We are lucky enough to be able to use some of the manure produced on the farm, but also buy in composted green waste to add as mulch to certain parts of the garden. This is not only costly, but also relies on transporting large quantities of compost, using fossil fuels.
Trying to produce most of our organic matter and fertility on the farm is a much more sustainable idea and also helps to increase the diversity of life on our small patch of ground.
As we have no guarantees on the weather for this month, we don’t really know what crops will make it – so our main aim as always is to reduce our impact on the land, growing in a sustainable way that ensures our soil is of a good enough health to continue to produce resilient plants.
From Daphne’s Kitchen
Two of my all-time favourites are ready to harvest in the garden.
First, artichoke. The plant is magnificent and whilst the artichoke may be a little complicated to prepare and eat, the first taste tells you it was worth the effort. The following recipe is simple perfection.
Artichokes with Lemon Mayonnaise
To make the lemon mayonnaise
1 Combine the eggs and salt in a bowl and whisk well.
2 Continue whisking as you drizzle the oil into the bowl in a slow steady stream.
3 When the mixture begins to thicken add the white wine vinegar and then continue to drizzle in the oil whilst continuing to whisk.
4 Finally add the lemon zest, juice and black pepper.
For the artichokes
1 Remove all but 1cm (½ inch) of each stalk.
2 Cut the top ¼ off each leaf with scissors. This removes the spike at the tip of the leaf, which is really quite sharp!
3 Cook in boiling water for 15-30 minutes, until tender. Drain well and place on individual plates.
To eat the artichokes pull off a leaf at a time and dip in lemon mayonnaise. Use your teeth to pull the flesh off the base of the leaf, throw away the rest of the leaf. Continue until you’re left with the heart and the flowery thistle. Cut off the thistle and discard, then finally enjoy the heart dipped in the remaining mayonnaise. Serves 6.

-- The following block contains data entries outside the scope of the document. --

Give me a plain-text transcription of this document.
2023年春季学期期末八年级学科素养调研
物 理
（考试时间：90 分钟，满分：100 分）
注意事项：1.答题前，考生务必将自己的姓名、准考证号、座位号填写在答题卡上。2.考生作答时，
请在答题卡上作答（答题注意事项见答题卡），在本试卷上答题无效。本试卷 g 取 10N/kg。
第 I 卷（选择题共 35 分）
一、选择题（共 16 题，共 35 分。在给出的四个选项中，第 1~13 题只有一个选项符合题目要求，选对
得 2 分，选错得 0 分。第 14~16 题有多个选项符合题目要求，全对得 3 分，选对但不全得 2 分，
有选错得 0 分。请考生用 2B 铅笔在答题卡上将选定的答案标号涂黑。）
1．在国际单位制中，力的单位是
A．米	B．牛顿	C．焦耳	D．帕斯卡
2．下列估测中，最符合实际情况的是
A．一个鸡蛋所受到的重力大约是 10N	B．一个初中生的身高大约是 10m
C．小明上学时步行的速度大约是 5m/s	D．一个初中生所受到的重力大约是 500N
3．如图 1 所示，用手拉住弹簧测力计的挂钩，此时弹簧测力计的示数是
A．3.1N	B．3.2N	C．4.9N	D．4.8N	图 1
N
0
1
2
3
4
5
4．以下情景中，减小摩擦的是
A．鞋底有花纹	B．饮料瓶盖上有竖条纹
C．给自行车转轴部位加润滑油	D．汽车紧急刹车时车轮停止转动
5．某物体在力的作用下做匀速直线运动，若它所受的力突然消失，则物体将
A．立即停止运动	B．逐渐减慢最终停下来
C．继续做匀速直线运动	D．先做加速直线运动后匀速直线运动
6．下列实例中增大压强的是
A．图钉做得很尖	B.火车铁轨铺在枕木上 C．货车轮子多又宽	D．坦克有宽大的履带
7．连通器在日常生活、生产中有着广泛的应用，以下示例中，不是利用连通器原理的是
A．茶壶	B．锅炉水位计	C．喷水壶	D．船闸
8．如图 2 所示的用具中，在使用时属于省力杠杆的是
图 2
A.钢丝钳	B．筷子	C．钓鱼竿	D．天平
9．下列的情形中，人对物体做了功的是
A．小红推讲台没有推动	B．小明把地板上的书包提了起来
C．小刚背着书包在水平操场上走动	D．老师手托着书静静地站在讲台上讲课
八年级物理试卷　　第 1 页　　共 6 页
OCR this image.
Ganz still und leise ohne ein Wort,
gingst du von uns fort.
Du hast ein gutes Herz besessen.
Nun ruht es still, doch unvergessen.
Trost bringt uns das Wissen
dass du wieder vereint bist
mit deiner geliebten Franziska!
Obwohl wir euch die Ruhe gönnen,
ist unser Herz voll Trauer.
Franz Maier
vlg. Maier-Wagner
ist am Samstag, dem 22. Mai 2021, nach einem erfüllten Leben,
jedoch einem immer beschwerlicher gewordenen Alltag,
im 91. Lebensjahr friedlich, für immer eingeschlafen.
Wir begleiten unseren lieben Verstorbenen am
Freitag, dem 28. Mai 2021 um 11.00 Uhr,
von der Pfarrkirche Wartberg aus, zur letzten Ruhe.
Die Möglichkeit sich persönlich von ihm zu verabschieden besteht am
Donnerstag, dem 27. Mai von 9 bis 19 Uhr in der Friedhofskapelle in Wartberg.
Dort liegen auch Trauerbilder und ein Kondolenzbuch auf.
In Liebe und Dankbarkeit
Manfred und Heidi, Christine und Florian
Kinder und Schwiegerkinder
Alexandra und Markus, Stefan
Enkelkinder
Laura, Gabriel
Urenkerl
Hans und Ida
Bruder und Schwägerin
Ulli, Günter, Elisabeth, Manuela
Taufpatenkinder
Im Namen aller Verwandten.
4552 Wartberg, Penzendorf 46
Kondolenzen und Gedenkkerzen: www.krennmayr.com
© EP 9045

Raspberry and Whisky Cream
Now for the raspberries. It’s hard to perfect a bowl of fresh raspberries but when there is a glut this recipe makes a great Summer pudding:
1 Place the crowdie, icing sugar and whisky in a bowl and blend together.
2 Spoon this mixture into serving glasses alternating with raspberries, finish with a layer of crowdie.
3 Chill overnight.
Remove from the fridge, sprinkle over the toasted oats, pop a raspberry on top and serve. Serves 6.